Before we knew it, the time had come to return to Dili before it got dark and the “good-byes” were a mix of glad and sad . Only I had the luxury of feeling 100% happy as I had plans to return for an extended stay in a week’s time.


I did return to Gleno by public transport called “mikrolet”, which is short for “mini van with so many passengers that one can’t move and has no need for a seat belt even if there were one”. I had made the most of the 4WD trip earlier and transported supplies/equipment then. Therefore I could travel light, hugging my small backpack all the way to Gleno. The town is only 45 km or so from Dili but Gleno is cool, less dusty and less smoky. The air is also thinner. As the trip can take 2 hours is truly feels like “a world away”.

The new school year had begun earlier in January and everything was going well  – with 50 students in kindy/pre-primary and 33 students in the primary school. The big news was that for the first time most preschoolers continued on at Garden of Hope in Year 1 (19 students) instead of transferring to the government school. It is a vote of confidence in the school by the parents and very encouraging for everyone.


Apart from catching up with the staff and taking new photos of every person, I had meetings with the head of the Education department in the Gleno district, and with principles/representatives of a couple of the government schools. I like that our school is proactive in building/maintaining good relationships with other educators, even though it did feel a little like I am being “shown off” and seen by others as the answer to some of their problems. I always get requests for computers and to “please come back or send someone to teach their staff English”. I think this may be an indication of the state of the Education Department in Timor Leste.

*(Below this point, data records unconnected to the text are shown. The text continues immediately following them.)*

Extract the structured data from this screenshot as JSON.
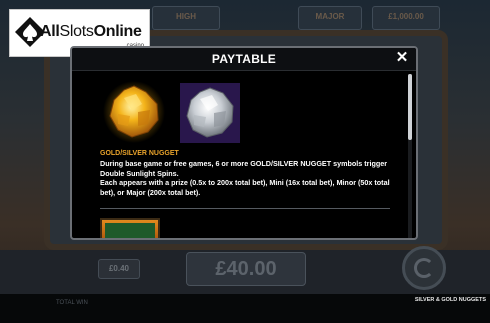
{
  "watermark": {
    "brand_all": "All",
    "brand_slots": "Slots",
    "brand_online": "Online",
    "brand_sub": ".casino"
  },
  "background": {
    "header_labels": [
      "HIGH",
      "MAJOR",
      "£1,000.00"
    ],
    "bet_value": "£0.40",
    "total_value": "£40.00",
    "footer_left": "TOTAL WIN",
    "footer_right": "SILVER & GOLD NUGGETS"
  },
  "paytable": {
    "title": "PAYTABLE",
    "close_label": "✕",
    "symbols": [
      {
        "name": "gold-nugget",
        "color": "#f4b41a"
      },
      {
        "name": "silver-nugget",
        "color": "#d9dde2"
      }
    ],
    "section_title": "GOLD/SILVER NUGGET",
    "description_1": "During base game or free games, 6 or more GOLD/SILVER NUGGET symbols trigger Double Sunlight Spins.",
    "description_2": "Each appears with a prize (0.5x to 200x total bet), Mini (16x total bet), Minor (50x total bet), or Major (200x total bet)."
  },
  "colors": {
    "accent": "#e9a32b",
    "modal_bg": "#000000"
  }
}
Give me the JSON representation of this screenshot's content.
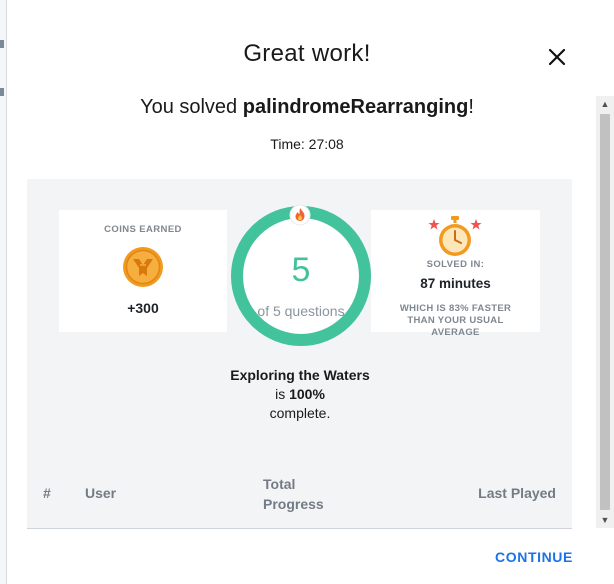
{
  "modal": {
    "title": "Great work!",
    "solved_prefix": "You solved ",
    "task_name": "palindromeRearranging",
    "solved_suffix": "!",
    "time_line": "Time: 27:08"
  },
  "stats": {
    "coins": {
      "label": "COINS EARNED",
      "value": "+300",
      "icon": "coin-icon"
    },
    "progress": {
      "completed": "5",
      "total_text": "of 5 questions",
      "fraction": 1.0,
      "ring_color": "#43c39b",
      "badge_icon": "flame-icon"
    },
    "topic": {
      "name": "Exploring the Waters",
      "is_text": " is ",
      "percent": "100%",
      "complete_text": "complete."
    },
    "solved_in": {
      "label": "SOLVED IN:",
      "value": "87 minutes",
      "note": "WHICH IS 83% FASTER THAN YOUR USUAL AVERAGE",
      "icon": "stopwatch-icon"
    }
  },
  "leaderboard": {
    "columns": [
      "#",
      "User",
      "Total Progress",
      "Last Played"
    ]
  },
  "actions": {
    "continue_label": "CONTINUE"
  },
  "colors": {
    "accent_green": "#43c39b",
    "link_blue": "#1a73e8",
    "coin_orange": "#f29a20"
  }
}
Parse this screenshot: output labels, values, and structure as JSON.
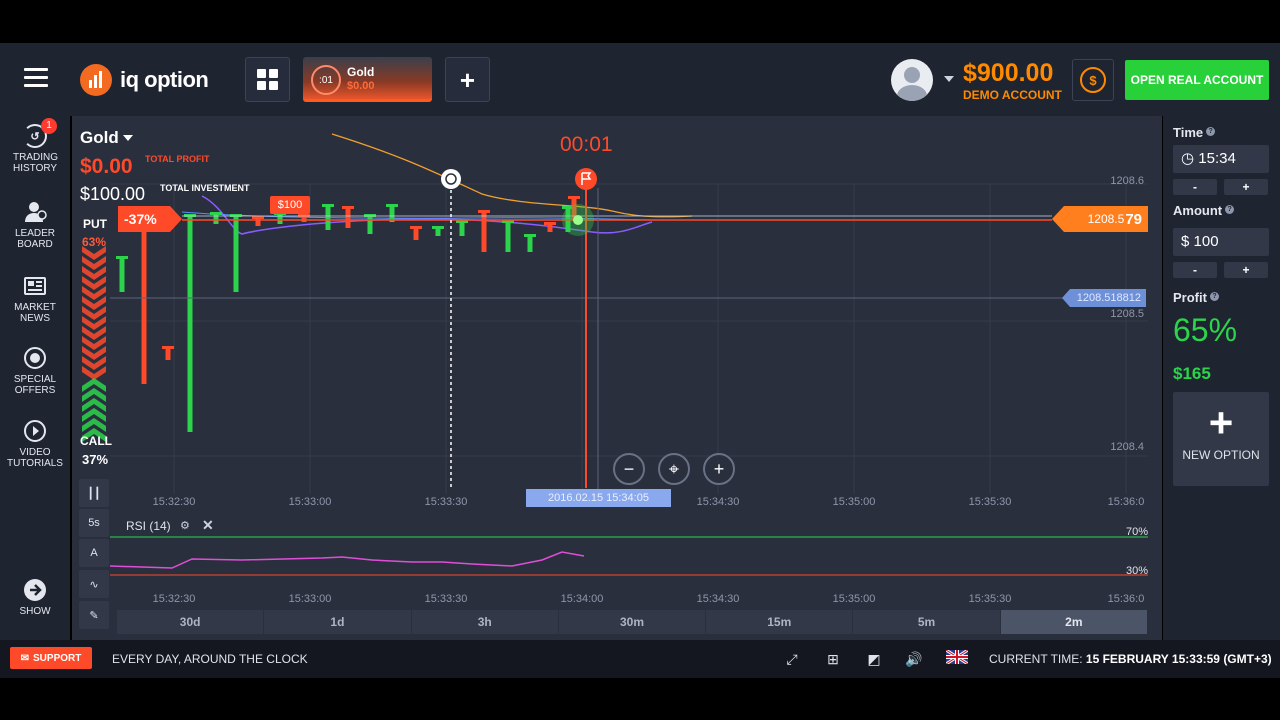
{
  "header": {
    "logo_text": "iq option",
    "asset_tab": {
      "timer": ":01",
      "name": "Gold",
      "value": "$0.00"
    },
    "balance": "$900.00",
    "account_type": "DEMO ACCOUNT",
    "open_real_label": "OPEN REAL ACCOUNT",
    "colors": {
      "accent": "#ff8a00",
      "brand": "#f26b21",
      "cta": "#28d13a"
    }
  },
  "sidebar": {
    "items": [
      {
        "label": "TRADING HISTORY",
        "icon": "history-icon",
        "badge": "1"
      },
      {
        "label": "LEADER BOARD",
        "icon": "leaderboard-icon"
      },
      {
        "label": "MARKET NEWS",
        "icon": "news-icon"
      },
      {
        "label": "SPECIAL OFFERS",
        "icon": "offers-icon"
      },
      {
        "label": "VIDEO TUTORIALS",
        "icon": "play-icon"
      }
    ],
    "show_label": "SHOW"
  },
  "chart": {
    "asset": "Gold",
    "total_profit": "$0.00",
    "total_profit_label": "TOTAL PROFIT",
    "total_investment": "$100.00",
    "total_investment_label": "TOTAL INVESTMENT",
    "put_label": "PUT",
    "put_pct": "63%",
    "call_label": "CALL",
    "call_pct": "37%",
    "timer": "00:01",
    "position_pct": "-37%",
    "bet_tag": "$100",
    "price_tag_main": "1208.5",
    "price_tag_tail": "79",
    "cursor_price": "1208.518812",
    "cursor_time": "2016.02.15 15:34:05",
    "price_labels": [
      "1208.6",
      "1208.5",
      "1208.4"
    ],
    "time_labels": [
      "15:32:30",
      "15:33:00",
      "15:33:30",
      "15:34:00",
      "15:34:30",
      "15:35:00",
      "15:35:30",
      "15:36:0"
    ],
    "rsi": {
      "label": "RSI (14)",
      "upper": "70%",
      "lower": "30%"
    },
    "timeframe_btn": "5s",
    "periods": [
      "30d",
      "1d",
      "3h",
      "30m",
      "15m",
      "5m",
      "2m"
    ],
    "active_period": "2m"
  },
  "chart_data": {
    "type": "line",
    "title": "",
    "x": [
      "15:32:30",
      "15:33:00",
      "15:33:30",
      "15:34:00",
      "15:34:30",
      "15:35:00",
      "15:35:30",
      "15:36:0"
    ],
    "y_ticks": [
      1208.4,
      1208.5,
      1208.6
    ],
    "current_price": 1208.579,
    "rsi_levels": [
      30,
      70
    ]
  },
  "right_panel": {
    "time_label": "Time",
    "time_value": "15:34",
    "amount_label": "Amount",
    "amount_value": "$ 100",
    "profit_label": "Profit",
    "profit_pct": "65%",
    "profit_value": "$165",
    "new_option_label": "NEW OPTION",
    "minus": "-",
    "plus": "+"
  },
  "footer": {
    "support_label": "SUPPORT",
    "tagline": "EVERY DAY, AROUND THE CLOCK",
    "current_time_label": "CURRENT TIME:",
    "current_time_value": "15 FEBRUARY 15:33:59",
    "timezone": "(GMT+3)"
  }
}
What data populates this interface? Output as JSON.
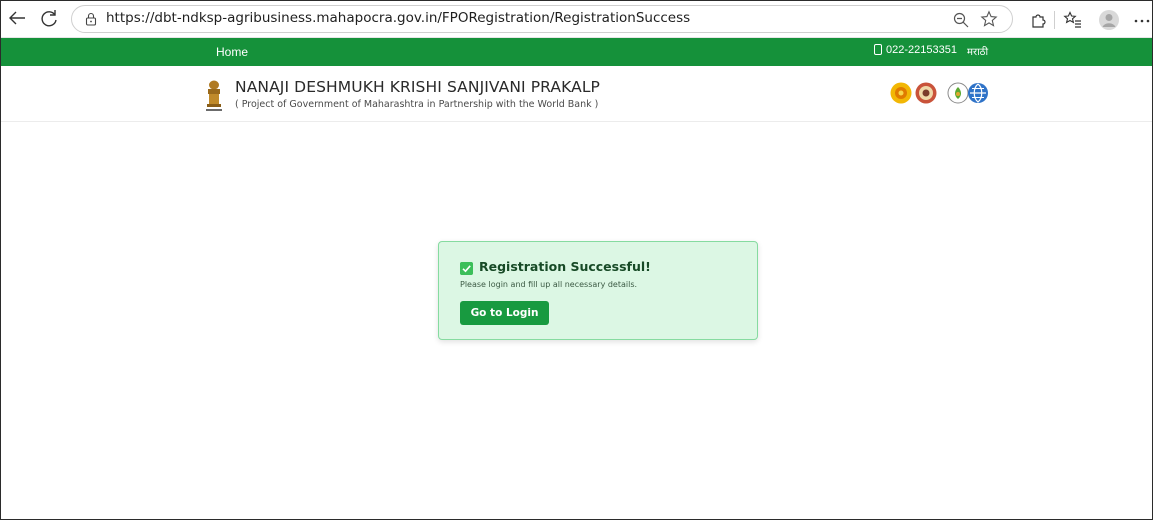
{
  "browser": {
    "url": "https://dbt-ndksp-agribusiness.mahapocra.gov.in/FPORegistration/RegistrationSuccess",
    "icons": [
      "back-icon",
      "refresh-icon",
      "lock-icon",
      "zoom-icon",
      "favorite-star-icon",
      "extensions-icon",
      "favorites-icon",
      "profile-icon",
      "more-icon"
    ]
  },
  "topnav": {
    "home_label": "Home",
    "phone": "022-22153351",
    "language": "मराठी",
    "color": "#15913a"
  },
  "header": {
    "title": "NANAJI DESHMUKH KRISHI SANJIVANI PRAKALP",
    "subtitle": "( Project of Government of Maharashtra in Partnership with the World Bank )"
  },
  "success": {
    "title": "Registration Successful!",
    "message": "Please login and fill up all necessary details.",
    "button_label": "Go to Login",
    "bg_color": "#dcf7e4",
    "button_color": "#189a40"
  }
}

It is always wonderful to stay with Pastor Agostinho’s family and all the extra children in their care. There are usually 18+ people staying here. We had much to talk about, to share God’s Word and pray, and to do activities together. I was able to take some more medical supplies to Gleno and place into the very careful hands of Dr. Leonilde who is in charge of a clinic higher up in the mountains.

After five years of studying agronomy, Pastor Agostinho has passed his final exams and finished writing and publishing his thesis (yes, in Timor one has to write a thesis for a bachelor degree). He does not graduate, though, until he receives his certificate at a graduation ceremony in the future. Despite this obstacle, Pr. Agostinho has found employment with GCCA, an EU founded/funded NGO that runs an agriculture program throughout Timor Leste. He enjoys the work and his income is a great blessing for his family – all the diligent studying is bearing more fruit… I had to laugh, though, at Pastor’s amazement that the employer expects his to be at work at 8 am sharp and work all day with only an hour for lunch. The Timorese are not at all lazy but they are not used to being so time-oriented. The Western way is making more inroads… and I think it is not necessarily always a good thing.